As for the latest projects of UMM, Heartlive is an application developed specifically for those with stress and sleep related problems. It allows users to informally treat these conditions using a USB heart-rate monitor which generates a visual representation of “coherence” – a measure of how variable the user’s heart rate is over a period of time. The more relaxed the user, the more “coherent” their heart rate.
Grapheme, an extension of Dagaz and a part of the Heartlive project, focuses on training users to transition between mental states. This app is available for PC and Mac in the NeuroSky store ($10). Much like Dagaz, Grapheme creates visual representations of mental states. However, the Grapheme representations are based on organic systems such as underwater sea creatures, and stellar formations such as nebulas and pulsars. The application capitalizes on the NeuroSky feedback mechanisms in order to allow users to experiment with animation dynamics and colourized atmospheres. Parameters include the gravitational pull affecting the object, the speed of the particles making up the object, and the overall graphic interface.

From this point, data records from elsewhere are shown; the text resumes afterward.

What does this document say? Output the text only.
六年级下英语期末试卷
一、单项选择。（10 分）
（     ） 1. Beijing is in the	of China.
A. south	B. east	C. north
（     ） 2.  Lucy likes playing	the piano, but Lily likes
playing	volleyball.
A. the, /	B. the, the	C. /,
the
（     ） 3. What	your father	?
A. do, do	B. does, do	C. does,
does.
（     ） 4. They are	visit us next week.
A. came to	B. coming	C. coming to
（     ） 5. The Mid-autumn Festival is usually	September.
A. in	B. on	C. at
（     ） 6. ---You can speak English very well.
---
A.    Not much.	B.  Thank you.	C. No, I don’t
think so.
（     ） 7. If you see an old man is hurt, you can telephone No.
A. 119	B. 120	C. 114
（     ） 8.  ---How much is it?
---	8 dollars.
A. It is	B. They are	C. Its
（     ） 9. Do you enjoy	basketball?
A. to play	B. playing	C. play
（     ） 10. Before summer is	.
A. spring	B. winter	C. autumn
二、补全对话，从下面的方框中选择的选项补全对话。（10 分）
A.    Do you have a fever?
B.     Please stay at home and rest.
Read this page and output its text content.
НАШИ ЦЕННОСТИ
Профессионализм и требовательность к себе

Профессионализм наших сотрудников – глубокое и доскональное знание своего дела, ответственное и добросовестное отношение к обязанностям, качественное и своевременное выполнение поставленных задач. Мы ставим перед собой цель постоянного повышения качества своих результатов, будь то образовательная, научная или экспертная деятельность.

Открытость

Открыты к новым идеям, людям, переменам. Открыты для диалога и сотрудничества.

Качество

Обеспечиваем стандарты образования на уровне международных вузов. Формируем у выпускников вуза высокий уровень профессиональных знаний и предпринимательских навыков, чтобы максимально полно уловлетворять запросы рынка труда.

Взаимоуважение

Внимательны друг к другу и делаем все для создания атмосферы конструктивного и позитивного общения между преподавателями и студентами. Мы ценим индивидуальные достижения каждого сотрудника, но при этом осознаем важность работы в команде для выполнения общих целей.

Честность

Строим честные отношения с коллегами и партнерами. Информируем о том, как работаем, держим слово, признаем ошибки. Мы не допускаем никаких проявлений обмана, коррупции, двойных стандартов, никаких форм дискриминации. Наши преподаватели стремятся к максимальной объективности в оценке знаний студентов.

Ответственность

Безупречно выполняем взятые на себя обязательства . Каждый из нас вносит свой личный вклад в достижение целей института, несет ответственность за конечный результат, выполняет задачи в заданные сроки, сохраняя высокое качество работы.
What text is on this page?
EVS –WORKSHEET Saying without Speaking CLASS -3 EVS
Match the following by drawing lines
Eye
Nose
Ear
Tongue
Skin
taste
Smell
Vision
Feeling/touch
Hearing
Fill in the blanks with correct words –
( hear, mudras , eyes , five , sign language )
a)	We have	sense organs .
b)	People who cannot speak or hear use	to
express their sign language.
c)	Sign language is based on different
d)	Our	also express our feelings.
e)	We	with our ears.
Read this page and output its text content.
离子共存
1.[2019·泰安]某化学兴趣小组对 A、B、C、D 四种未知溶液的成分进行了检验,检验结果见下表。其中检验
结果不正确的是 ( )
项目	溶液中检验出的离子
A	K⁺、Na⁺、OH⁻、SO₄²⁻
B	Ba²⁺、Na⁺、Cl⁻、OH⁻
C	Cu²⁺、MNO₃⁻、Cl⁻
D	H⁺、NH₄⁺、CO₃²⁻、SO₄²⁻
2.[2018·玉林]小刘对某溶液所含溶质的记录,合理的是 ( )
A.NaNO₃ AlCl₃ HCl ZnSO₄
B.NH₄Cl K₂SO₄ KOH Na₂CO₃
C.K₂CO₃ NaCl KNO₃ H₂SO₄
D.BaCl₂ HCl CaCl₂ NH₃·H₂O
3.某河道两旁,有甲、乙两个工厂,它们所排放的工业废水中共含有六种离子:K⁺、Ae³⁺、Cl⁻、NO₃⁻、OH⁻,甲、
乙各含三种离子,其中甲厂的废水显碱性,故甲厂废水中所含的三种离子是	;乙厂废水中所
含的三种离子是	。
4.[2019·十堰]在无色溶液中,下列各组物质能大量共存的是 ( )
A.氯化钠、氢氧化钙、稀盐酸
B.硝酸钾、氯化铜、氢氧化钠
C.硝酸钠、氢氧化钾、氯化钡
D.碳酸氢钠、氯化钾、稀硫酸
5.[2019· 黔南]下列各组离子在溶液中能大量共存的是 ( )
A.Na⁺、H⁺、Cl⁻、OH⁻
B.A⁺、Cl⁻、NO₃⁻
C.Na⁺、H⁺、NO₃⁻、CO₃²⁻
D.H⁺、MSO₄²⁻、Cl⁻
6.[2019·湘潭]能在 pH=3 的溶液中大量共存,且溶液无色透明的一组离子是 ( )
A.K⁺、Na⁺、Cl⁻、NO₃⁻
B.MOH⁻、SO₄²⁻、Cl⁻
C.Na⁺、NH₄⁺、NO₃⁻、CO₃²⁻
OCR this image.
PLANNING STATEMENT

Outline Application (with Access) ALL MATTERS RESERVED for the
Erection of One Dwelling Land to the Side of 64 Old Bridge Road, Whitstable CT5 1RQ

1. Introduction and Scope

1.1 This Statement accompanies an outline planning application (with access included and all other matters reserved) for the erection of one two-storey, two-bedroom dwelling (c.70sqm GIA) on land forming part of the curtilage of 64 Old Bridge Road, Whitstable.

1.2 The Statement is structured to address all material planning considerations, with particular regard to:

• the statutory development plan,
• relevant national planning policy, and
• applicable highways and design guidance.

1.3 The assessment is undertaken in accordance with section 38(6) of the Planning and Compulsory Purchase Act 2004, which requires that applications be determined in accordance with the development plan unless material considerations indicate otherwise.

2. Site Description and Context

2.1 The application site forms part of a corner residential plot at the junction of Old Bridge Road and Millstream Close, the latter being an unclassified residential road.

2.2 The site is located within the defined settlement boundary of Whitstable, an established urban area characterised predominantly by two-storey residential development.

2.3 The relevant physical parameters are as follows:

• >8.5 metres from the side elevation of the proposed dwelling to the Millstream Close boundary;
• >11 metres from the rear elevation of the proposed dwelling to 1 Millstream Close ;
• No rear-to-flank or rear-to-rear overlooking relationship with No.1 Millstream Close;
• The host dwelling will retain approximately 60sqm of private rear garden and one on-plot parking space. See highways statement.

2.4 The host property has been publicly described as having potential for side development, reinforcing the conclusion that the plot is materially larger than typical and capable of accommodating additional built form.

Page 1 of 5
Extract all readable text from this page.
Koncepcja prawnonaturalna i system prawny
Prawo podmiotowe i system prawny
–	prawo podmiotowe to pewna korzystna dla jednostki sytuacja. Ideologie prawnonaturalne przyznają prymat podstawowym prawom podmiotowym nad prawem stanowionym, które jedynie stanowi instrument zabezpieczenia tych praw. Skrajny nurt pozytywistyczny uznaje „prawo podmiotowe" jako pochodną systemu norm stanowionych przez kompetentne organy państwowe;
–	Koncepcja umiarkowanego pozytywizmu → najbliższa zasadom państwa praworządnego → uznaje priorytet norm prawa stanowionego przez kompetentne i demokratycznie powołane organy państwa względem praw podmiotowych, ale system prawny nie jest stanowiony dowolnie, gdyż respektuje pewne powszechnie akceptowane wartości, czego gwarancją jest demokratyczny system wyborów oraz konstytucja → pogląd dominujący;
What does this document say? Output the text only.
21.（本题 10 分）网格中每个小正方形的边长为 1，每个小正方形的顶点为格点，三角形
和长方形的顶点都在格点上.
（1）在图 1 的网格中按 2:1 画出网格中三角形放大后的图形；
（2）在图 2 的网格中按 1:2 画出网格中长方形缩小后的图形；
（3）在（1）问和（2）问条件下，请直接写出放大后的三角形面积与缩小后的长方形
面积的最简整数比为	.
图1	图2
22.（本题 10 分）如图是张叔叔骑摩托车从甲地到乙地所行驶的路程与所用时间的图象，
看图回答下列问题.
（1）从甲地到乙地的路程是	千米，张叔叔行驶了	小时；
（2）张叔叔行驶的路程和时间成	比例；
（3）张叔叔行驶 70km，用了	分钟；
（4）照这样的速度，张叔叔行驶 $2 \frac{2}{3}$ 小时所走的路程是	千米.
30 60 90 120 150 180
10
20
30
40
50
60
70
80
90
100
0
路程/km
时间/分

The most recent of the new projects, Biodome, was created in collaboration with two other artists, Jarno Burger and Dennis de Bruijn. This structure is a dome 5m x 5m, with a projection system that illuminates the entirety of the internal surface. The user’s biofeedback (heart rate) generates images and music that reflect their internal state.
According to UMM, “The Biodome not only provides an innovative way of interaction, but drills out a totally new perception area where the inner world of man is visible.”